Из-за своей убежденности в том, что ее никто не любит, она не упускает случая сказать в глаза какую-нибудь противную и неприятную правду, из-за которой ее, конечно, тут же невзлюбят еще сильнее. Она считает, что очень умна и язвительна и что именно поэтому ее и не любят: «Я человек жесткий, - начинает она рассказ, – жесткий, всегда с улыбкой на полных, румяных губах, всегда ко всем с насмешкой».
Для нее характерно пронизывающее, «жесткое» зрение, заранее лишающее человека возможности высоких чувств, искренности и истинности. Сознательно или бессознательно, но она как бы провоцирует унижающие человека импульсы: унижающие и того, в ком, как предполагает героиня, они возникают, и того, на кого направлены, и того, кто их замечает. Чувство, граничащее с отвращением, которое она внушает всем членам «своего круга», она пытается внушить читателям своим отношением к каждому из героев рассказа. Ее уверенность в несуществовании или неискренности высоких чувств тем страннее, что именно на этих чувствах решает она в конце концов «сыграть», дабы обеспечить счастливое существование своего сына Алеши после своей смерти.
Любовь к ребенку открывает лучшее в человеке, и это чувство Петрушевская живописует как никто иной.
Героиня поставлена автором в ситуацию экстремальную, когда все человеческие качества должны проявиться в своем истинном виде. Она обнаруживает у себя симптомы болезни, от которой недавно скончалась ее мать, причем симптомы эти быстро прогрессируют.

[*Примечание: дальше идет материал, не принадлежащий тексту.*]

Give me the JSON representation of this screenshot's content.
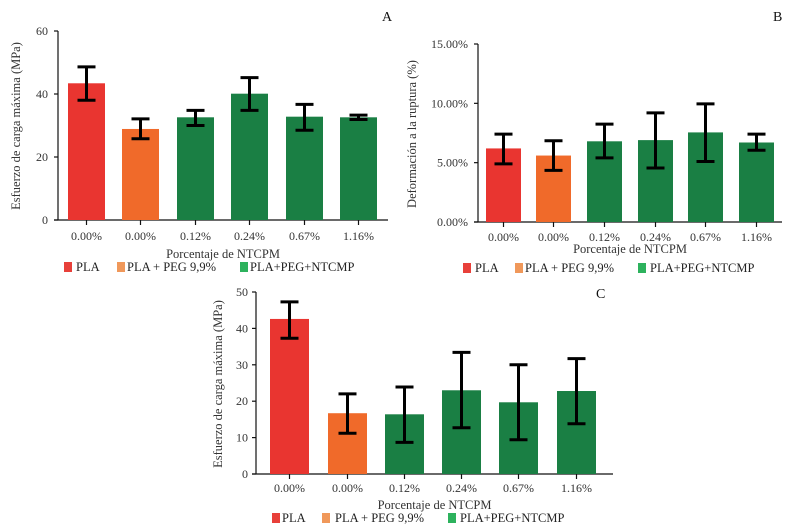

Муж, как это часто случается, ушел к другой женщине, ее подруге, а значит, и маленький сын должен после ее смерти остаться одиноким и беспомощным. И вот здесь проявляется такое самоотвержение, какому могут позавидовать герои древних трагедий. Они, умирая, надеялись на добрую память потомков. Наша героиня жертвует доброй памятью о себе, даже в глазах собственного сына (хотя и надеется, что когда-нибудь он поймет ее), чтобы обеспечить для Алеши жизнь в семье, его будущее.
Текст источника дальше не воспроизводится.